Anchor Text
What is Anchor Text?
In the HTML code <a href="http://example.com">Blue Shoes</a>, the anchor text is Blue Shoes.
Anchor text serves two purposes:
- It tells users what to expect when they click the link
- It tells search engines what the destination page is about
Google uses anchor text as a relevancy signal. If many websites link to your page with the anchor text "best running shoes," Google understands your page is likely about running shoes.
Types of Anchor Text
Exact Match
Contains the exact keyword you want to rank for.
Example: Linking to a page about SEO services with the anchor text "SEO services"
Risk: Too many exact match anchors look manipulative and can trigger penalties.
Partial Match
Includes your keyword along with other words.
Example: "Learn about our professional SEO services" or "Best SEO services for small business"
Safer than exact match and still provides relevancy signals.
Branded
Uses your brand name as the anchor text.
Example: "Mygom" or "According to Mygom.tech"
Very safe. Branded anchors are natural and expected.
Naked URL
Uses the raw URL as the anchor text.
Example: "https://example.com/seo-guide" or "example.com"
Natural and safe. Common in citations and references.
Generic
Uses non-descriptive text.
Example: "Click here," "Read more," "This website," "Learn more"
Provides no keyword relevancy but is completely natural in regular content.
Image Links
When an image is linked, Google uses the alt text as the anchor text. Ensure linked images have descriptive, relevant alt attributes.
Why Anchor Text Matters for SEO
Relevancy Signals
Anchor text is one of the strongest signals for what a page is about. It is essentially a vote of confidence with context.
Historical Importance
In early search algorithms, anchor text was extremely powerful — so powerful that it was easily manipulated. The famous "miserable failure" Google bomb linked that phrase to George W. Bush's biography.
Modern Impact
Today, anchor text still matters, but Google is much better at detecting manipulation. Quality and naturalness matter more than optimization.
Best Practices for Anchor Text
1. Keep it Relevant
The anchor text should accurately describe the destination page. Misleading anchor text hurts user experience and can harm SEO.
2. Be Concise
Anchor text should be brief but descriptive. Avoid making entire sentences or paragraphs into links.
3. Avoid Over-Optimization
The Penguin algorithm update specifically targeted unnatural anchor text patterns.

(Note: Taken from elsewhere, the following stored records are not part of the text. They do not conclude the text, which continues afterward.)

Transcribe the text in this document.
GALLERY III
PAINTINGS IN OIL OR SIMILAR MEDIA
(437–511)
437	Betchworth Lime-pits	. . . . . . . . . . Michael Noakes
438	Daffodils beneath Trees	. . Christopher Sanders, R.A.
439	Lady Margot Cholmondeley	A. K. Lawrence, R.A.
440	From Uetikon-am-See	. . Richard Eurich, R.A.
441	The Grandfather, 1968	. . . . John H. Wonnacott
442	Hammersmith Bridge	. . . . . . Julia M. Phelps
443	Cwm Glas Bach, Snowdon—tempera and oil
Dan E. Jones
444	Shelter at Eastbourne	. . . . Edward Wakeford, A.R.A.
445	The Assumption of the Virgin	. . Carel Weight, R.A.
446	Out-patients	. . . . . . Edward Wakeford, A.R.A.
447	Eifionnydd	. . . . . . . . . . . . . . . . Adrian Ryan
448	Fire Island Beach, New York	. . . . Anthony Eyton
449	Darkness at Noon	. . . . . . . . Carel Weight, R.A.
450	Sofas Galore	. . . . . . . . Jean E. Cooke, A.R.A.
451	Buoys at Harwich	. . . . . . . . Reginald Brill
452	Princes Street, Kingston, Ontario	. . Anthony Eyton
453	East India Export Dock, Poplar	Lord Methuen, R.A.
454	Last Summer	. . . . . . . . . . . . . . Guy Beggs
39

Having 500 links all using the exact same anchor text screams manipulation.
4. Maintain Natural Variation
A healthy backlink profile includes a mix of:
- 30-40% branded anchors
- 20-30% naked URLs
- 20-30% generic anchors
- 10-20% partial match
- 1-5% exact match
These percentages are guidelines, not rules. Natural link profiles vary by industry.
5. Context Matters
The text surrounding the anchor also provides context. A link within a paragraph about running shoes reinforces relevancy even if the anchor text is generic.
Anchor Text for Internal Links
Internal linking anchor text is fully within your control. Use it strategically:
- Use descriptive anchor text that includes target keywords
- Vary anchor text naturally across pages
- Avoid using the same anchor text for different pages (causes confusion)
- Do not over-optimize — it should still read naturally
Common Anchor Text Mistakes
1. Exact Match Overuse
If 80% of your backlinks use the same exact-match anchor, Google will likely view this as manipulative.
2. Irrelevant Anchors
Linking to a page about "running shoes" with anchor text "best coffee makers" confuses search engines.
3. Over-Long Anchor Text
Anchor text should not be entire paragraphs. Keep it to a few words.
4. Generic-Only Internal Links
Using "click here" for all internal links wastes an opportunity to provide context.
5. Ignoring Image Alt Text
Forgetting that linked images use alt text as anchor text means missing optimization opportunities.
Analyzing Your Anchor Text Profile
Use tools like Ahrefs, Moz, or SEMrush to review your backlink anchor text distribution. Look for:
- Over-concentration of any single anchor text
- Suspicious patterns (hundreds of identical anchors from unrelated sites)
- Opportunities to earn more natural, varied anchors
The Bottom Line
Anchor text remains a ranking factor, but natural variation is key. Focus on earning links through great content rather than manipulating anchor text, and your profile will naturally diversify.